Pour ne citer que quelques exemples, la fig. montre le résultat d’une manoeuvre de Valsalva, ce qui, en pratique courante, signifierait se moucher c’est-à-dire augmenter volontairement la pression dans la cage thoracique, bloquant ainsi la circulation sanguine.

Bien que cette expérience ait eu lieu à basse altitude (4.600 m) et bien que le cobaye avait pris la précaution d’augmenter volontairement le débit d’oxygène en passant sur la position F5, son taux de saturation s’est écroulé de 97 % à 89 % et le rythme cardiaque est passé de 60 à 120 bpm. En d’autres termes, répéter la même opération à 8.000 m dans les mêmes conditions pourrait signifier une perte de connaissance.

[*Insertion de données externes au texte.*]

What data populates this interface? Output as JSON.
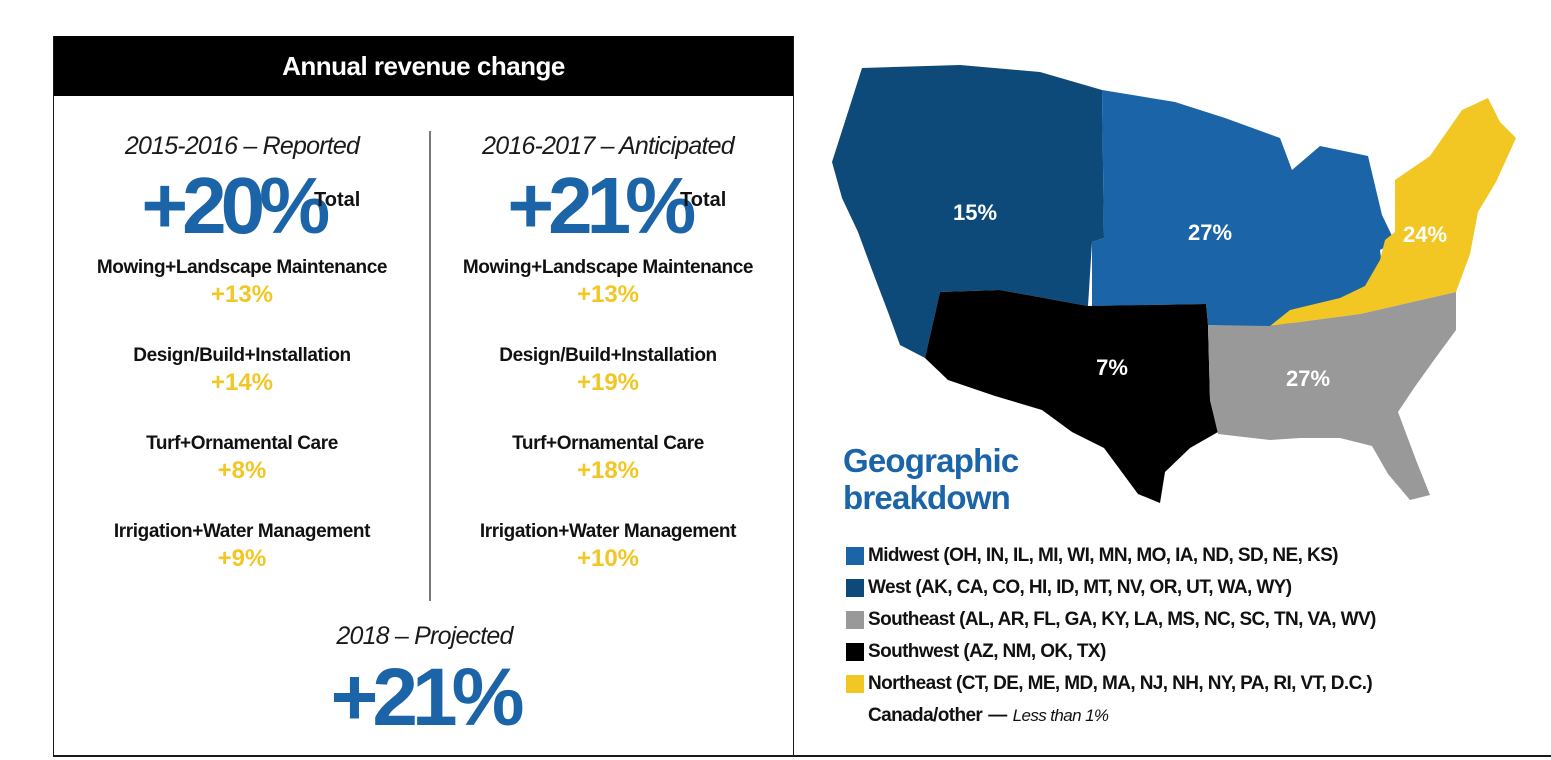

Un résultat tout aussi équivalent est obtenu en faisant pipi lorsque l’on doit faire un effort, soit pour cause d’une position trop assise soit pour des problèmes prostatiques. J’ai vécu l’expérience d’un pilote en place arrière qui, bien qu’ayant conservé les yeux ouverts et une certaine mobilité de la tête (avoir toujours un miroir avec soi!), s’est trouvé totalement incapable de prononcer le moindre mot pendant plus d’une demi-heure, m’obligeant à me dérouter vers un aéroport alternatif. Après avoir réussi à lui faire passer l’EDS sur R/M et être redescendu à 6.000 m, il a pu reprendre ses sens et nous sommes rentrés tranquillement à la maison. En monoplace, il aurait risqué sa vie.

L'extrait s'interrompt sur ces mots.